РЕТО
Семь пятниц одной недели
ПЯТНИЦА ПЕРВАЯ. ГЗ МГУ, корпус Г
Апрель 1986 года, Москва, Главное Здание МГУ, корпус Г
…вечер: жду связного от ино. Еще не знаю, кто это будет. От них всего можно ожидать. Не удивлюсь, если явится какое-нибудь разумное животное, скажем, собака. Будет вилять хвостом и посылать мысли прямо в голову, как уже не раз было. Или выбежит из-за угла местный кот Павлик, заговорит с тобой по-человечьи.

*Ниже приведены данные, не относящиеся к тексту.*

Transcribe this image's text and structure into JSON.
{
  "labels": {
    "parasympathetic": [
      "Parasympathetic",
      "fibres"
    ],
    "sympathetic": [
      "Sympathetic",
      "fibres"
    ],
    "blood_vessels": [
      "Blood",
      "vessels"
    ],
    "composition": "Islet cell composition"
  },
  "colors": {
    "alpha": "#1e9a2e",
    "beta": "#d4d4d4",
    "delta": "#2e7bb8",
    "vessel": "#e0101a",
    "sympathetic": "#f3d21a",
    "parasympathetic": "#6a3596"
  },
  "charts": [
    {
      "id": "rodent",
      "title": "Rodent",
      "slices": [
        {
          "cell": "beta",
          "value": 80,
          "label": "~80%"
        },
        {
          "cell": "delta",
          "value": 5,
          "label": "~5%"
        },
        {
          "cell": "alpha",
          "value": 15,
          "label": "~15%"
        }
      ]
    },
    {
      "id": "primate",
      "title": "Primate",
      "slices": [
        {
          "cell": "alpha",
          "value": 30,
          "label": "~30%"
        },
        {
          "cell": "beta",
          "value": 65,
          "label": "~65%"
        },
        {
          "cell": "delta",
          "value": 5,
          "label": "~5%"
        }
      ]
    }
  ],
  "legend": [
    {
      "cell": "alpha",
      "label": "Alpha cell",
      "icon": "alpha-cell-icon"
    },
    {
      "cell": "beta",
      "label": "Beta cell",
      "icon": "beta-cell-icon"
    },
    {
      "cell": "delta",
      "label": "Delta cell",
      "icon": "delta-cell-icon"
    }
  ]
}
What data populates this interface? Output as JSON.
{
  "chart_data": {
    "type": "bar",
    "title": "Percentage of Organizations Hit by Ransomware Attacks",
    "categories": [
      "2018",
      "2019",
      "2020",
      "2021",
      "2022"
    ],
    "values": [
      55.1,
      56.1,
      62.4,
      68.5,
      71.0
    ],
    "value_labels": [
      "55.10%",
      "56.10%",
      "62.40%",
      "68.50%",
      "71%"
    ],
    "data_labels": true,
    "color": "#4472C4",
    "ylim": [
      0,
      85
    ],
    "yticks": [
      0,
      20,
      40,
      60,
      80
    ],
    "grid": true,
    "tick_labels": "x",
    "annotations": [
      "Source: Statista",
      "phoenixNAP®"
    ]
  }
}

Втайне надеюсь, что утреннее происшествие в глубоких подвалах зоны А не имело продолжения. Это когда меня в общаге на проспекте Вернадского в 4 утра нашел курьер от наших инопланетных «друзей», и я вынужден был ехать с ним в Главное здание МГУ. Но не работать, а созерцать странную вещь: в подвале, на минус втором уровне, стоит этакая скрытая от посторонних глаз неземная красота, и стоит она среди старых ржавых труб, мусора, облупленной краски на стенах. Красота эта похожа на арку металлоискателя, высокую, в два человеческих роста. Возле этой дивной конструкции были обнаружены следы, но не человеческие, как мне сказали. Очень уж они маленькие, и сами следы странные. И какого лешего меня подняли так рано? Еще что-нибудь?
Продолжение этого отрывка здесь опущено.